Плеск воды.
И птичье пение.
Где безопасно? поют они. Где безопасно?
А за чириканьем звучит музыка.
Клянусь, это музыка.
Многослойная, мелодичная, странно знакомая…
На фоне черноты возникает свет… Простыни света, белого и желтого.
И мне тепло.
Вокруг что-то мягкое.
А рядом тишина, как никогда громкая.
Я открываю глаза.
Я лежу в кровати под одеялом в небольшой квадратной комнатке с белыми стенами. В открытые окна льется солнечный свет. Снаружи доносится плеск реки и пение лесных птиц (и музыка… так ведь? это же музыка?). Несколько секунд я не могу сообразить, где я, кто я и что случилось и почему так болит моя…
И тут я вижу Виолу. Она свернулась калачиком в кресле напротив моей кровати и спит, дыша открытым ртом.

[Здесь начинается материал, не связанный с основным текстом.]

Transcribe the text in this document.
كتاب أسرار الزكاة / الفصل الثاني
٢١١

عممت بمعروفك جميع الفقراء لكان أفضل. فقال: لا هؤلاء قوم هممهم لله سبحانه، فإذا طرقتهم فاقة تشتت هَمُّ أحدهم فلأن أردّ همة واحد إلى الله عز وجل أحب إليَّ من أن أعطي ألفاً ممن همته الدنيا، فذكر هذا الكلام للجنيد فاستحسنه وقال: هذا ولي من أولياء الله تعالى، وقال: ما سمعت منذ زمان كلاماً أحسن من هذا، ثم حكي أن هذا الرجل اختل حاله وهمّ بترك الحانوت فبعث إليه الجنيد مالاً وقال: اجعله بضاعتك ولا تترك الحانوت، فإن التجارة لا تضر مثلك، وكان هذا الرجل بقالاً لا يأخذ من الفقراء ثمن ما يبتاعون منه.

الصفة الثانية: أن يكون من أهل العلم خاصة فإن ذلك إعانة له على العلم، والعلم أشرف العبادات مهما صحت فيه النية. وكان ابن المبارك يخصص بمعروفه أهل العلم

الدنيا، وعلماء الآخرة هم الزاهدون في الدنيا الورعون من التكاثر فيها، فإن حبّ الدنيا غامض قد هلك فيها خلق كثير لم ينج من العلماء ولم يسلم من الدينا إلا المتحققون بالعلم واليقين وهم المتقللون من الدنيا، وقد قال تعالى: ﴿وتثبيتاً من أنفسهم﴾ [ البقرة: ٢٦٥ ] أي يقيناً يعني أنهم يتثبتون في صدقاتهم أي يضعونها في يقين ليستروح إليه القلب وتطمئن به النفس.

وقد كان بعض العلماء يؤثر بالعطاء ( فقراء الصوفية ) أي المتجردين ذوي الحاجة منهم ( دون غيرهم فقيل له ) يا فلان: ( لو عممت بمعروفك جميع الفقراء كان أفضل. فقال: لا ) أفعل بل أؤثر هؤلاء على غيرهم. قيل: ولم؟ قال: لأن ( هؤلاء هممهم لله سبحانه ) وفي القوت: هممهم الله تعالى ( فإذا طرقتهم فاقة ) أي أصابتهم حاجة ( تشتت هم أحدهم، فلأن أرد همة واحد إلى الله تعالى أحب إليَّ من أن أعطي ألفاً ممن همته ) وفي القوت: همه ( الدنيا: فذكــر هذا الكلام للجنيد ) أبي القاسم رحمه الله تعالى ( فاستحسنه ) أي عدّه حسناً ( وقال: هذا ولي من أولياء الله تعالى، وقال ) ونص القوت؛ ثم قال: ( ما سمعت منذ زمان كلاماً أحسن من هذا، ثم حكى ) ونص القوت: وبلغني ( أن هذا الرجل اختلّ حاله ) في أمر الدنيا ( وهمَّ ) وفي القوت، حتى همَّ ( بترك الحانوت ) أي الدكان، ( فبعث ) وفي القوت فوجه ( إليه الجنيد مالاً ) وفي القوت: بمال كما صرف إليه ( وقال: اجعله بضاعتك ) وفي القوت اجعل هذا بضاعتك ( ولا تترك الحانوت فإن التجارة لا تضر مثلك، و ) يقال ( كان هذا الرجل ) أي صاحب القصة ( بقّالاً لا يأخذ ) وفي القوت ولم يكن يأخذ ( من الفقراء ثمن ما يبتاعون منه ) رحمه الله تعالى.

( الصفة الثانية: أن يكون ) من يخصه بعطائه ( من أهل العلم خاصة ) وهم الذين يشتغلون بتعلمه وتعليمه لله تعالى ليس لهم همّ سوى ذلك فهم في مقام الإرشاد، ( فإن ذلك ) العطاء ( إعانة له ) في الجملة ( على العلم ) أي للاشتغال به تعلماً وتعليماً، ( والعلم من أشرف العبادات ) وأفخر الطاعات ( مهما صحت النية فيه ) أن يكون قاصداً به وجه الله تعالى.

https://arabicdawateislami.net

Я все еще не могу пошевелить губами и произнести ее имя, но мой Шум, видимо, делает это за меня, причем довольно громко: веки Виолы начинают дрожать, она ловит мой взгляд, вскакивает с кресла и стискивает меня в объятьях, такшто мой нос впечатывается в ее ключицу.
— Ох, господи, Тодд! — восклицает Виола. Она так меня сжимает, что даже больно.

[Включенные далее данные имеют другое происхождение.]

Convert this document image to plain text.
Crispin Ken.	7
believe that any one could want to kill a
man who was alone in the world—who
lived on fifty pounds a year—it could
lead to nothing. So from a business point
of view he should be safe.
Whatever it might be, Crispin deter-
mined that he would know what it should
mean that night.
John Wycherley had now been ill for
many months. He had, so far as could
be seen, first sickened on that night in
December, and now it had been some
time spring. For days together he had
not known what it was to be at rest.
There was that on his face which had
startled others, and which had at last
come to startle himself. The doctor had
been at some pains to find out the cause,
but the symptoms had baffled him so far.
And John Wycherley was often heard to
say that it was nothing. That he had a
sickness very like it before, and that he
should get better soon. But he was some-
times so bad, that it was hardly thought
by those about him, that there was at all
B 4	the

Я кладу руку ей на спину и вдыхаю аромат.
Цветы.
— Я уж думала, ты никогда не очнешься! Я боялась, что ты умер!
— А разве я не умер? — хриплю я, пытаясь вспомнить…

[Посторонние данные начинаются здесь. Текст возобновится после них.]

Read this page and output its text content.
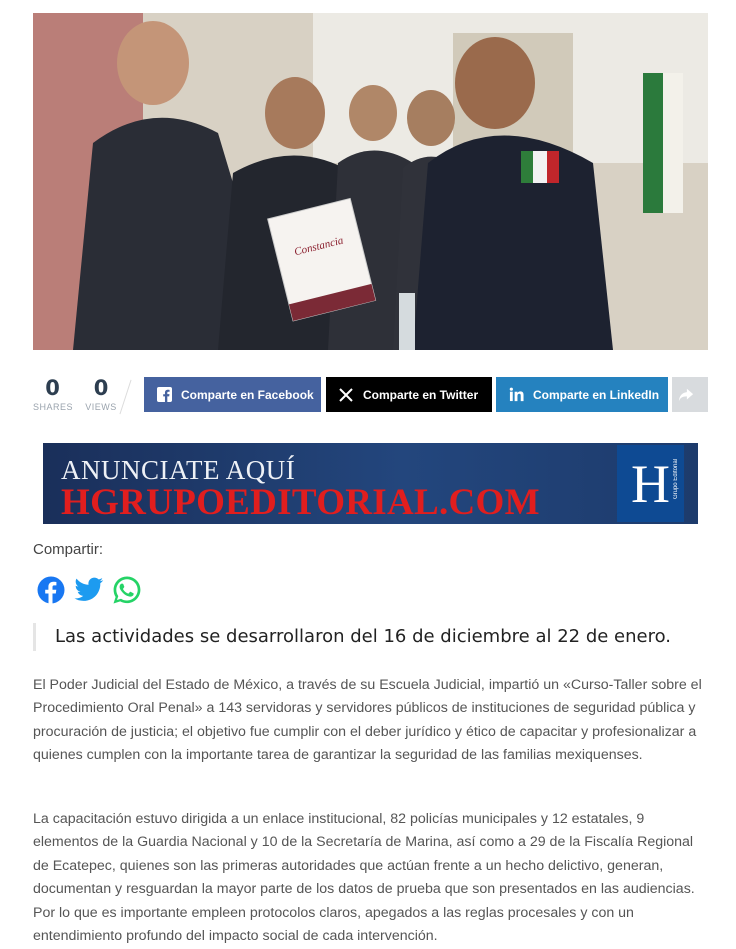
Constancia
0
SHARES
0
VIEWS
Comparte en Facebook	Comparte en Twitter	Comparte en LinkedIn
ANUNCIATE AQUÍ
HGRUPOEDITORIAL.COM H Grupo Editorial
Compartir:
Las actividades se desarrollaron del 16 de diciembre al 22 de enero.

El Poder Judicial del Estado de México, a través de su Escuela Judicial, impartió un «Curso-Taller sobre el Procedimiento Oral Penal» a 143 servidoras y servidores públicos de instituciones de seguridad pública y procuración de justicia; el objetivo fue cumplir con el deber jurídico y ético de capacitar y profesionalizar a quienes cumplen con la importante tarea de garantizar la seguridad de las familias mexiquenses.

La capacitación estuvo dirigida a un enlace institucional, 82 policías municipales y 12 estatales, 9 elementos de la Guardia Nacional y 10 de la Secretaría de Marina, así como a 29 de la Fiscalía Regional de Ecatepec, quienes son las primeras autoridades que actúan frente a un hecho delictivo, generan, documentan y resguardan la mayor parte de los datos de prueba que son presentados en las audiencias. Por lo que es importante empleen protocolos claros, apegados a las reglas procesales y con un entendimiento profundo del impacto social de cada intervención.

— Ты был очень болен, — говорит Виола, откидываясь на спинку кресла, но колени с моей кровати не убирает. — Очень-очень. Доктор Сноу не знал, выживешь ты или нет, а уж если доктор в таком признается…
— Что за доктор? — спрашиваю я, осматриваясь. — Где мы? В Хейвене? Что это за музыка?
— Мы в городке под названием Карбонел-даунс, — говорит Виола. — Мы приплыли по реке и…
Она умолкает и видит, что я смотрю в изножье кровати.
Туда, где нету Манчи.
Я все вспоминаю.
В горле застревает огромный ком. В своем Шуме я слышу лай Манчи. «Тодд?» — говорит он, не понимая, с какой стати я его бросаю. Тодд? именно так, с вопросительным знаком, удивляясь, что я ухожу без него.
— Он умер, — говорю я как бы сам себе.
Виола вроде хочет что-то сказать, но ее глаза наполняются слезами, и она только кивает — вот и правильно, вот и хорошо, не надо ничего говорить.